Segundo Yang, essas conversas implicariam a aceitação de uma dissuasão mínima e exigiriam o alívio das sanções, diferindo fundamentalmente das propostas de desnuclearização gradual, como as apresentadas pelo presidente sul-coreano Lee Jae Myung ao presidente dos EUA, Donald Trump, na cúpula do G7. Yang afirmou que as referências feitas na reunião do partido ao Grupo Consultivo Nuclear EUA-Coreia do Sul, um órgão criado para deter a ameaça nuclear da Coreia do Norte, e às ambições de Seul de desenvolver um submarino de propulsão nuclear estavam sendo usadas por Pyongyang para justificar seu programa nuclear.
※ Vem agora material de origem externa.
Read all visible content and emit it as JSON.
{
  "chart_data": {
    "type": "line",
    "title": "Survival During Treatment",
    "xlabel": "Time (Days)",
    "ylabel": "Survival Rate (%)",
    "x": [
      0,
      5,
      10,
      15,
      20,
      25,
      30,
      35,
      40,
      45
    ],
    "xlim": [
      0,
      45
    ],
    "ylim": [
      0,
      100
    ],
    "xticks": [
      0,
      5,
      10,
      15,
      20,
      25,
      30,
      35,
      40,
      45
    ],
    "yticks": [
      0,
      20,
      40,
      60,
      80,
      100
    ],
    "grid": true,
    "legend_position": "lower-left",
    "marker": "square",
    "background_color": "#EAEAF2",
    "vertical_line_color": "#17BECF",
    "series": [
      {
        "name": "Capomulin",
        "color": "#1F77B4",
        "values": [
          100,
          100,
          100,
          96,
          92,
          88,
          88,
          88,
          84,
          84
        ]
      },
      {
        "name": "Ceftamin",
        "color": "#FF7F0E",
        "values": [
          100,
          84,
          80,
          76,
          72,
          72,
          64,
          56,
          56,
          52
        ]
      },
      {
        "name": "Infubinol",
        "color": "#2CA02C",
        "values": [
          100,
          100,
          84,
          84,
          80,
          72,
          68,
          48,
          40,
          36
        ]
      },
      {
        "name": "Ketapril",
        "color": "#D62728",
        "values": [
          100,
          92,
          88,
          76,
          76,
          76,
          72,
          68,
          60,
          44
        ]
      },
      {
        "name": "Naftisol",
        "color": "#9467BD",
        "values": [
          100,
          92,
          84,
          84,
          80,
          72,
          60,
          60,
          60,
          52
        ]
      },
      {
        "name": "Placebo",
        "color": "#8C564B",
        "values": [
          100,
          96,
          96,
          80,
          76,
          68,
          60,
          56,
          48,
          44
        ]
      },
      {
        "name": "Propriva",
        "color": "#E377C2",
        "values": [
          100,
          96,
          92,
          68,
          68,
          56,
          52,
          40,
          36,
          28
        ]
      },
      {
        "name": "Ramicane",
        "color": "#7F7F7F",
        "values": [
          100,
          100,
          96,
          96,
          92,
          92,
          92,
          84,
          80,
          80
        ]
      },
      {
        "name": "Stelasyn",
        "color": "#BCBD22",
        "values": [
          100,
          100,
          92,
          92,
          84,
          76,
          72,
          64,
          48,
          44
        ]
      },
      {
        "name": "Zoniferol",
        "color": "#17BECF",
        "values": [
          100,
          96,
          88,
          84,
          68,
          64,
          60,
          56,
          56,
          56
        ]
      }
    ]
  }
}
A Coreia do Norte desafiou uma série de sanções impostas pelas Nações Unidas e pelos Estados Unidos entre 2006 e 2017, que proibiam Pyongyang de desenvolver armas nucleares e mísseis balísticos. O país declarou-se um Estado nuclear e afirmou que nada o convenceria a abandonar suas armas atômicas, apesar de anos de esforços diplomáticos dos EUA, da China e da Coreia do Sul.

Prioridade na modernização da indústria do carvão

A reunião do partido também destacou o esforço para modernizar a indústria do carvão e revitalizar as comunidades mineiras, o que Kim descreveu como uma prioridade estratégica. 'O carvão continua sendo, efetivamente, o principal recurso energético da Coreia do Norte', disse Yang, observando os planos de modernização do setor com o objetivo de aliviar a escassez crônica de energia.